As I think this, the heat of the pain rakes through my chest and opens my heart like a wound. And as this pain comes, so do my tears. Great gushes of tears. All the hoarded up tears from the last three months seem to press against my eyes, begging to be released like rain from a cloudburst over the desert.

My head falls into my hands and I let the great, wrenching sobs move through me, cleansing away everything I have lost--everything I have not gained--in this fight for Truth.

I cry for all the sticky-handed hugs I'll never get, for the first day of school I'll miss, for never getting to hold my own grandchildren. I cry for Missy and Samantha, for my own mother and Mulder's. I cry for Emily. I cry for Mulder. I cry for myself.

And as I cry, that parched place in my center begins to feel less dry, less dusty, less barren. The cloudburst of my tears washes through me, and that desert in my heart begins to green, just a little. Begins to heal. Just a little.

And as my tears slow from a downpour to a trickle, as I can breathe deeply again without pain, it comes to me that I'm still here, in the warm chapel, under the statue of Mary. And the light from the fading sun casts stained glass shadows across my shoulders, my hands. It refracts in starbursts on my eyelashes as I blink away the tears.

Here in this small chapel, in the dying light of the early spring day, I feel surrounded. Comforted. Enfolded. In my mind, I join hands with my mother, and Mulder's mother. In my mind, we're women grieving over the loss of our children. Grieving, but not broken.

I look up into the face of Mary, glowing in the candle light, offering me her wise and knowing gaze.

I never knew my child.

I will probably never feel a life grow within me.

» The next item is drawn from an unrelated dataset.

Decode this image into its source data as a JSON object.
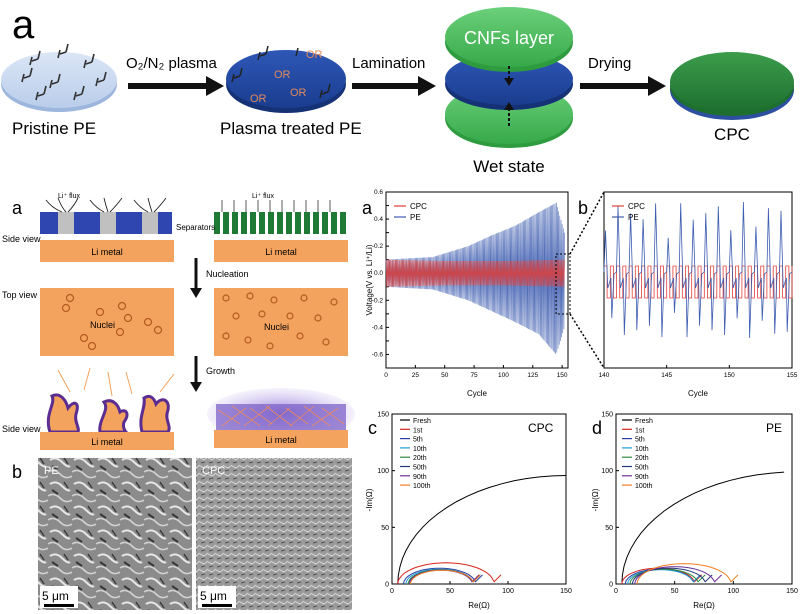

But I am not alone in my loss. I am not alone in my grief.

I sniff again and scrub my hands across my cheeks. Wipe my nose on my coat sleeve like a child.

Then I kneel on the old wooden rail in thankfulness for my daughter's life.

As I close my eyes, I see all the people who have gone before me: my father, Melissa, Mulder's father. They have touched my life, have left an imprint just like Emily did.

It's as if I can see a great circle opening and closing: we are all born, and we all die, and somewhere in the middle, we help make each other whole.

It is a circle as old as the dance of time.

As the final chants of the Mass echo in the great room behind me, I push to my feet. I slip my purse strap over my shoulder, tie my coat closed, and walk toward the front of the small room. There I light a candle, breathe a prayer.

I leave the candle burning at Mary's feet.